パトリックの布教が、なぜこのように成功したのかということについては、いくつかの説があります。パトリックはアイルランドにもともと存在したケルトの宗教観を無理やり捨てさせるのではなく、キリスト教とケルトの宗教観を融和させる形で布教したからではないかという説があります。十字と円形を組み合わせ、その中にケルトの渦巻き模様や聖書物語が彫刻されている、アイリッシュ・クロスと呼ばれる十字架がアイルランドに残っているのも、その名残りだといわれています。

また、聖書物語とケルト神話が似ていたからという説もあります。ドラマチックな聖書物語が、ケルト神話に似ていたために、人々が惹きつけられたという説です。

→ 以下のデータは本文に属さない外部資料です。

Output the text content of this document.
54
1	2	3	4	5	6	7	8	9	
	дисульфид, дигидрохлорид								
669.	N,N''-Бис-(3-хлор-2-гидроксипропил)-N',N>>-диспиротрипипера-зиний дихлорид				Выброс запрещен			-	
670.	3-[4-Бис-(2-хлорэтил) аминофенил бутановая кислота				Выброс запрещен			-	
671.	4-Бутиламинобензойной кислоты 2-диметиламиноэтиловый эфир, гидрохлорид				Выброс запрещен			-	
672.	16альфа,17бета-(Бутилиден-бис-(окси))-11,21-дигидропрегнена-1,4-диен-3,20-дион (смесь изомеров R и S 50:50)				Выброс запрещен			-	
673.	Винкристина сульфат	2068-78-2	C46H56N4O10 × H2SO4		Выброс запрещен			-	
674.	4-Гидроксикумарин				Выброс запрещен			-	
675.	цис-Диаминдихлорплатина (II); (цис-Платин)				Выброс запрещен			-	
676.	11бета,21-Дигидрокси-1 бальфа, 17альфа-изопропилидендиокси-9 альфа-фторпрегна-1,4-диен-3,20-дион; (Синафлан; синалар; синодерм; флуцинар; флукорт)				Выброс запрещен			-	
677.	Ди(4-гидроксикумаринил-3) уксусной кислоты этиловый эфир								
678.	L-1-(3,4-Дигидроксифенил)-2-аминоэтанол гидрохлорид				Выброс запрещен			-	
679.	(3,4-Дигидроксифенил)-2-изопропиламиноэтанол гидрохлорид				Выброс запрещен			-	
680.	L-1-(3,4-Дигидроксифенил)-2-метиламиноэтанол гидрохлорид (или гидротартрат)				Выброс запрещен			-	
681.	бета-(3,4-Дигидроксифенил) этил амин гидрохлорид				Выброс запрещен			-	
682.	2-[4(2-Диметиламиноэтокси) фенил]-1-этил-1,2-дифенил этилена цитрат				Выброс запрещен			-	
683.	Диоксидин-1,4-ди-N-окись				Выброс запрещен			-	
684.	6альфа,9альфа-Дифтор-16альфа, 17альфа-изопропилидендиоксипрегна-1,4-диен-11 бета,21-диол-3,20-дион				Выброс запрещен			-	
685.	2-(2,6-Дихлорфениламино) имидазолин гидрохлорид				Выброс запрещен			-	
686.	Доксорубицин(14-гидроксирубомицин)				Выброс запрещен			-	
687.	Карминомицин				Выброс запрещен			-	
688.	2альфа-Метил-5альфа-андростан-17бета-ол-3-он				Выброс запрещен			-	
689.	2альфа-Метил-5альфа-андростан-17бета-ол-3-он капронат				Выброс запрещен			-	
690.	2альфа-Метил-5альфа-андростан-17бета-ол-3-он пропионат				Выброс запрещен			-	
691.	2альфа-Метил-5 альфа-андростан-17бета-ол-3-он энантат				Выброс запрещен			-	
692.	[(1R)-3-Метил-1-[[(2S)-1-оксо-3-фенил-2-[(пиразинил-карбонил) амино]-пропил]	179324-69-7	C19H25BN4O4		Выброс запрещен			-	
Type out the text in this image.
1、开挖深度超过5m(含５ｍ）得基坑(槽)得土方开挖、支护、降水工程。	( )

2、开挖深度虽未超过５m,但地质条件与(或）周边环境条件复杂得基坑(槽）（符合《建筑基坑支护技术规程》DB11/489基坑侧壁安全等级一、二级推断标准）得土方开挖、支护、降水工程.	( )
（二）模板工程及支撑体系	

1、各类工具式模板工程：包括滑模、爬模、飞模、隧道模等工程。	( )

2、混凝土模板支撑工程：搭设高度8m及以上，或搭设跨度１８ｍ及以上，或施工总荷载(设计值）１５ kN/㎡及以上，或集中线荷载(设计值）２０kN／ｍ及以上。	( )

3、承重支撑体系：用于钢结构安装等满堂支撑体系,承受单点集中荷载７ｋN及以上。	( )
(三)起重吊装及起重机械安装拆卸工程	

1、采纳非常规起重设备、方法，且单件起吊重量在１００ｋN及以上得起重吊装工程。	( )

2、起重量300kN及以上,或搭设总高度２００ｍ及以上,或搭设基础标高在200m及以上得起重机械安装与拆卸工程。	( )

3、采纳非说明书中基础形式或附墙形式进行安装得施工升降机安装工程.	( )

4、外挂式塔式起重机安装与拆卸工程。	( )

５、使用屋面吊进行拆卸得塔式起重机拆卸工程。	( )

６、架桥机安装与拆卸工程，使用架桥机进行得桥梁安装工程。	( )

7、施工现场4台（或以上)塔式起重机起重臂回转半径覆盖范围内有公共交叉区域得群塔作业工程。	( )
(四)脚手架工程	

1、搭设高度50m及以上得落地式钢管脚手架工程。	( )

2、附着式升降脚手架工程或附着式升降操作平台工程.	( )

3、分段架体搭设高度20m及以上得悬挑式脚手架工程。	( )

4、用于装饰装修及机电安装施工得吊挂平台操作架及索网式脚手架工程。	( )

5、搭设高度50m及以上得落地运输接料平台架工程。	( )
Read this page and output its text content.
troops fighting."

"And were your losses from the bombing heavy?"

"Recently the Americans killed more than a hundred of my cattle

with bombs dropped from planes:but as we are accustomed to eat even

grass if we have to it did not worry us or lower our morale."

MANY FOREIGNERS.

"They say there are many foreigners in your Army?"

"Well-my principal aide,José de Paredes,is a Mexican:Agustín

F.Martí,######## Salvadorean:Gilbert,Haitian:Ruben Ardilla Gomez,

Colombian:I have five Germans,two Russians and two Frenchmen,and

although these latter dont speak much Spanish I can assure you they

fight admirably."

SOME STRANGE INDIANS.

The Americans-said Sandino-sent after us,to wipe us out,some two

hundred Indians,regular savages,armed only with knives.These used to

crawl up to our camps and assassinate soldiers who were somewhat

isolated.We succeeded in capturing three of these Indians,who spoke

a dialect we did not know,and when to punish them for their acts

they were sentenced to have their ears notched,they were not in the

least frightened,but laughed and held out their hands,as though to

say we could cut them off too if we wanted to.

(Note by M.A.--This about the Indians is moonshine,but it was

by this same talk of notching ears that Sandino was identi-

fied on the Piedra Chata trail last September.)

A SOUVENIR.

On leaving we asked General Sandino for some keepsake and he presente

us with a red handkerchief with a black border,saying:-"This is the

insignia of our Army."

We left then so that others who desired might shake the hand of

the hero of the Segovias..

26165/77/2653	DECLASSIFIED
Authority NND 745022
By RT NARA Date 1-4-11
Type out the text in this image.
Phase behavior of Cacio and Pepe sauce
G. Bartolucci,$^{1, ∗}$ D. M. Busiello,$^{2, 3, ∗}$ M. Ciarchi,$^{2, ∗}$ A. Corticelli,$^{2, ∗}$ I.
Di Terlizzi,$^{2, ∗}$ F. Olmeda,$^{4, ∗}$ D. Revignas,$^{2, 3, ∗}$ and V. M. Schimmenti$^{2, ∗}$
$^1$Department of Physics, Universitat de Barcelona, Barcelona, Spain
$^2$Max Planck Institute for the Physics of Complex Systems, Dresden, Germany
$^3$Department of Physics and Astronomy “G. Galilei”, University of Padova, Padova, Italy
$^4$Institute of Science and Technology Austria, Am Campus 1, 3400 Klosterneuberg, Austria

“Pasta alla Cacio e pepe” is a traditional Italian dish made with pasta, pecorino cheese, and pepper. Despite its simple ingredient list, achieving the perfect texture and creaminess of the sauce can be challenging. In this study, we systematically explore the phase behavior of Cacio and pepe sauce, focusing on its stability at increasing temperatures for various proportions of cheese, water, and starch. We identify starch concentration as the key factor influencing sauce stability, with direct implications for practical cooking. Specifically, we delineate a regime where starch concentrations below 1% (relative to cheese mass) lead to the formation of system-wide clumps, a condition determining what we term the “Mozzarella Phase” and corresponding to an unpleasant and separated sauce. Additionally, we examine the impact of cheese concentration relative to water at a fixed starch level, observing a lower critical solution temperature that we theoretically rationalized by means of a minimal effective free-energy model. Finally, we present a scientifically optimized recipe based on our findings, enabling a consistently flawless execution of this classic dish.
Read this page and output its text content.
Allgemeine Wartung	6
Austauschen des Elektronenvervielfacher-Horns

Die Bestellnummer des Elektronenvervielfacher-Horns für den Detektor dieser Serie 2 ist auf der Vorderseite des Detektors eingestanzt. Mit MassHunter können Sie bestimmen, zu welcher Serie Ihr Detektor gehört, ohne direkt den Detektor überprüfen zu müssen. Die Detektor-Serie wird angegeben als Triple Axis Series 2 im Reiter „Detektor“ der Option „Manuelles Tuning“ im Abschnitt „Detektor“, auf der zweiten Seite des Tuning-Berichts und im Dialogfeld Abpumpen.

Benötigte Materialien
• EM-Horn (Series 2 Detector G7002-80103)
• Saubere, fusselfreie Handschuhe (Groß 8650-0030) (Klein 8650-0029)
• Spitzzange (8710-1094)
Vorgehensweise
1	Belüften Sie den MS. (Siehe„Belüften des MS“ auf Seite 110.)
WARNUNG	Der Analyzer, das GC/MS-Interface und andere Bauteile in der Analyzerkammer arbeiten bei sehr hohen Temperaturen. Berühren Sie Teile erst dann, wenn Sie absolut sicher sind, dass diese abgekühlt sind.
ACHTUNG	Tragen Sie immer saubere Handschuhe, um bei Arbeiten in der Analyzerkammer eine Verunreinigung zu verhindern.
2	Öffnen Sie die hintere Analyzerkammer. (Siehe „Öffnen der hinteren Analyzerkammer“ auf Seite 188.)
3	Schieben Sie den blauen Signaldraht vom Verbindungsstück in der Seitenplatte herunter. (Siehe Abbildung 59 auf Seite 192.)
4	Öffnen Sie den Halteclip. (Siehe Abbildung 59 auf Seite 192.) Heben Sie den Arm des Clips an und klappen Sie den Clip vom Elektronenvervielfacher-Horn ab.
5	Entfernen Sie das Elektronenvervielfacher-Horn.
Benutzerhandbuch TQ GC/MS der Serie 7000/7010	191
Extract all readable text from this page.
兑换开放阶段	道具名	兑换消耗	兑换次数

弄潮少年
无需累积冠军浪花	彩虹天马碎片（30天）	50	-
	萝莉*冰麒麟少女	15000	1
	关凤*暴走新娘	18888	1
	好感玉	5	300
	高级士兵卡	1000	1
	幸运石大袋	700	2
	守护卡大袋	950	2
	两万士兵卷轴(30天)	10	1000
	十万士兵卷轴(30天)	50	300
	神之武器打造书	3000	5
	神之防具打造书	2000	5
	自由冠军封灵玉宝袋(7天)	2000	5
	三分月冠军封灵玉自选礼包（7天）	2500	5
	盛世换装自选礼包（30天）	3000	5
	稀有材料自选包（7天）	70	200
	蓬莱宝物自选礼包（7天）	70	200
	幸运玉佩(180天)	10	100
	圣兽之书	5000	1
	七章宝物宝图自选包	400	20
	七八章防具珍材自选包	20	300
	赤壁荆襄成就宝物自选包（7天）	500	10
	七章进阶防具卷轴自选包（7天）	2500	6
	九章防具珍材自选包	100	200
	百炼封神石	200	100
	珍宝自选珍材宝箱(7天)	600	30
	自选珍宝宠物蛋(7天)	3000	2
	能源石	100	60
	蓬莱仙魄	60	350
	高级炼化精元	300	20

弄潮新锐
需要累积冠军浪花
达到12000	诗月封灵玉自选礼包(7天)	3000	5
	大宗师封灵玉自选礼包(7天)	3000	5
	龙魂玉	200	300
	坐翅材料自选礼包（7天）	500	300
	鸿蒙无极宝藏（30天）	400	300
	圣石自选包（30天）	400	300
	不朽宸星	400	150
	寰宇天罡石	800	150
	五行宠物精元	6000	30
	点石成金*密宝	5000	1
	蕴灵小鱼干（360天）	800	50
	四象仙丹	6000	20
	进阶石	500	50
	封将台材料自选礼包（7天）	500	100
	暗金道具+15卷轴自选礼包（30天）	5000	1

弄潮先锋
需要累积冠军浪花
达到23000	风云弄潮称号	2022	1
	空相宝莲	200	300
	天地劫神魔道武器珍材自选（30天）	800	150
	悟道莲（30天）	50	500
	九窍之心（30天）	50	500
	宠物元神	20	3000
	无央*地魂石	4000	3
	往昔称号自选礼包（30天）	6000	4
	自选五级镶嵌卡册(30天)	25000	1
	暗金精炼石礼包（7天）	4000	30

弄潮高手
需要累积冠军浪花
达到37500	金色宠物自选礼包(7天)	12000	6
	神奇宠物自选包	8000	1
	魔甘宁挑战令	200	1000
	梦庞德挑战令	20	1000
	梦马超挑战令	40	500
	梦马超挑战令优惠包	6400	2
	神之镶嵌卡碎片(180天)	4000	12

さらに面白いのは、パトリックの優れた話術がアイルランド人を魅了したという説です。アイルランドでは現代でも話術に長けていることがモテる男の条件であり、優れた話術が国民性の一つだといわれています。

また、パトリックは多くの伝説を残した聖人としても有名です。中でもいちばん有名な伝説は、アイルランドに蛇がいないのはなぜかというものです。パトリックは蛇や有毒な動物を、太鼓を打ち鳴らして海へと追いやり、その後、有毒な動物はアイルランドの大地に触れるだけで死んでしまうようになったといわれています。

パトリックは西暦465年3月17日に、彼がアイルランドで最初に建てた教会で亡くなったと伝えられています。パトリックは臨終の際、信者や友人たちに向かって、「私のことは悲しまず、天国へ行く私のために祝ってほしい。そして、心の痛
みを和らげるよう、何かの雫を飲むように」と言い残したとう言い伝えがあります。アイルランド人のウイスキー好きは、この最後の言葉に従ったものだとも言われており、臨終の言葉までがユーモラスなエピソードに彩られています。聖パトリックがアイルランドの人々に、いかに愛されているかがわかるエピソードだと思います。

聖パトリックはアイルランドの守護の聖人で、祝日は命日である3月17日です。この日は、本国アイルランドをはじめ、アイルランド系の移民が多く住むニューヨークなどで大きなパレードが行われます。最近は東京や横浜でもパレードがあります。パレードのときには、パレードに参加する人も見る人も、何か緑色のものをつけるのが慣わしだそうです。